Two, each of which were developed by Kimco Realty Trust, are listed for prices that reflect a capitalization rate - or rate of return based on the net operating income - around 8 percent.
One of those is in Canton Township, next to Ikea. James, the listing agent, said that alone makes the property valuable beyond what happens with the Borders lease. Borders, Miller said, has been known for picking prime retail locations in the best properties.
“Borders has exceptional real estate,” he said. “They’ve been disciplined about taking the best locations in the marketplace.”
That bodes well for landlords, and ultimately communities. It’s also part of the long history of the local company that became a national name.
“Borders was thought of as a great company not just by the general public, but by development companies,” Miller said. “It was a coup to have a Borders come into your property.”
IMPACT WILL BE FELT
As experts consider the future of Borders, many cite the example of Circuit City, which filed for liquidation in 2008 instead of trying to reorganize under bankruptcy laws.
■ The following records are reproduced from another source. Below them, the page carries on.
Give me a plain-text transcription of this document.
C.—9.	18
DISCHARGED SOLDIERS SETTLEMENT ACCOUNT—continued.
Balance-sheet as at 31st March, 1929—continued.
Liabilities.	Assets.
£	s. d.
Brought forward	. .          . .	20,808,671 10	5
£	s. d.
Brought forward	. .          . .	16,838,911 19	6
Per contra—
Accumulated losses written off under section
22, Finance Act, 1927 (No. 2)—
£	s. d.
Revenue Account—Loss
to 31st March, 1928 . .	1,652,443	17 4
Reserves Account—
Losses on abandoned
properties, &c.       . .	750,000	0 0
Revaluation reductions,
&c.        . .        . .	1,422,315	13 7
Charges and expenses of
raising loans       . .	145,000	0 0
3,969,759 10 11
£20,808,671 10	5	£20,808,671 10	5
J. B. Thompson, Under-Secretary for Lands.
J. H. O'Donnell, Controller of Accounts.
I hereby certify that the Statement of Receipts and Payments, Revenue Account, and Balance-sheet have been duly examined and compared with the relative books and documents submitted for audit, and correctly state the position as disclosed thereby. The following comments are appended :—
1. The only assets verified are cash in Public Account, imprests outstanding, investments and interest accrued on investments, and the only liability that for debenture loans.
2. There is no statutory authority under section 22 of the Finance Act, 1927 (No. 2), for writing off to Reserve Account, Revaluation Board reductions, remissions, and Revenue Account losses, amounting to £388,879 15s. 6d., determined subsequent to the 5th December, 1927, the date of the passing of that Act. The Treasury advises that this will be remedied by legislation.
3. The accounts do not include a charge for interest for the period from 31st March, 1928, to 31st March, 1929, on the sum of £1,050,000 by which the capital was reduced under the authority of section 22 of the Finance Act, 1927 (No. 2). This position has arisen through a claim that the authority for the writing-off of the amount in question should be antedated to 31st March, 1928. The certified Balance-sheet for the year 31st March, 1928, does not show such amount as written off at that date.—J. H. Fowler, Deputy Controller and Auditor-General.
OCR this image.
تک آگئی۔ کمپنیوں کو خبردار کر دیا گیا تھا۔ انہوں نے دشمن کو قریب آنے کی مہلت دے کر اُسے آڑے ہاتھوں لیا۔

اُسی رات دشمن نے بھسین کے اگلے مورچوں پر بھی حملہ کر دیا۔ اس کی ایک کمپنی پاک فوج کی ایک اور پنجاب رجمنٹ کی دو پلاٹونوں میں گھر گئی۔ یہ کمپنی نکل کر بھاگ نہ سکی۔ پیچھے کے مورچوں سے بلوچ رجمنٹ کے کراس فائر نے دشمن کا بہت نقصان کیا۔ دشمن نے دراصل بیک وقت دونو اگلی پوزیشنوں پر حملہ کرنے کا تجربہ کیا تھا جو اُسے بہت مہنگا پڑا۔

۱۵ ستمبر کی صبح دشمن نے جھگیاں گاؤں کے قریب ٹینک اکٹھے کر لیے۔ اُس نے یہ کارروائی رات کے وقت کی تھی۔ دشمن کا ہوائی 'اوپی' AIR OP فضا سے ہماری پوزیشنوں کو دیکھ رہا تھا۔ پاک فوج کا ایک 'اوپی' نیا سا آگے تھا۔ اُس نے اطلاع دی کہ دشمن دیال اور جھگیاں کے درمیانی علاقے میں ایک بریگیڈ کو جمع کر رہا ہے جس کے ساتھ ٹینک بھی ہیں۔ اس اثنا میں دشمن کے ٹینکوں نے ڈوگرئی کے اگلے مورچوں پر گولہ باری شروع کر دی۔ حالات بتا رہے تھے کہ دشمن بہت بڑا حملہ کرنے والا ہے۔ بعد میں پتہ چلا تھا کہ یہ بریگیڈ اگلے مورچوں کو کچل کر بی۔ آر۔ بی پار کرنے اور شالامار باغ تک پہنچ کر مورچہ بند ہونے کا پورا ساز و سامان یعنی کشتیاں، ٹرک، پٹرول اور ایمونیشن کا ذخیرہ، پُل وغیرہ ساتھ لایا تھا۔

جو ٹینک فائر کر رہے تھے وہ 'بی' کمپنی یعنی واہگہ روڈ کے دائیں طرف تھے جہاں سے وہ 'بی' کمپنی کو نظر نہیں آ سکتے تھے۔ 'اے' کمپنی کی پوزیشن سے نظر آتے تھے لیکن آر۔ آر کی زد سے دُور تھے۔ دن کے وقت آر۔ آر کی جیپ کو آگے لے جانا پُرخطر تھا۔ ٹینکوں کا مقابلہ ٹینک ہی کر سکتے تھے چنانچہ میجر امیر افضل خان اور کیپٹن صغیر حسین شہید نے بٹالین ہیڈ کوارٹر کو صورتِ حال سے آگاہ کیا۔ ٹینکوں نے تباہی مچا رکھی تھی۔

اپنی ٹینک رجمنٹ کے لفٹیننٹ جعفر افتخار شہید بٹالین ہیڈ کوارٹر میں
About 30,000 people lost their jobs as 567 stores closed.
In the Borders case, many - including James - expect reorganization, preserving the brand and thousands of the 19,000 jobs in the company.
“I think they’ll survive in a restructured format,” James said. “There are a lot of positive things (about Borders).”
He cited the social aspects of going to a bookstore. “It’s an experience you can’t replicate online. They provide an important aspect of community.”
That’s felt acutely in Ann Arbor, the home of the chain, which maintains its flagship store on East Liberty Steet downtown.
John Fingerle, owner of Fingerle Lumber in Ann Arbor, is managing partner for the owners of the property the downtown store occupies. He joins the many people in this community who wonder what could happen to the store if it’s on a list of Borders store closings.
“They still seem to get pretty good customer traffic,” he said.
Mayor John Hieftje agrees. He spoke about the circumstances at this month's Downtown Development Authority meeting, when he mentioned that even in the uncertainty, Agree seems to be exploring which other retailers may be potential tenants if the Borders store closes.
"That would be a real loss to us,” he said, describing the store’s role as a downtown anchor. “ It’s the last thing we would want to see happen."
As he watches the Borders situation and waits for resolution, Miller said he’s questioned whether he should have devoted so much of his resources to building Borders stores and keeping them in his portfolio.
But he also said he’s not regretting it. He’s respected Borders over the years for how it established its business and how it operated. The downturn is painful to watch, but he knows the company is doing the best thing it can for its business. He’s doing the same as a Borders landlord.
“I was proud of the fact that I was able to build bookstores,” Miller said. “I think bookstores are good things for communities.”
“Borders really did things right for a number of years,” he continued, recalling the time he met founders Tom and Louis Borders. “It’s a sad day to see a fine organization struggling to survive.”
AnnArbor.com reporter Ryan Stanton contributed to this report.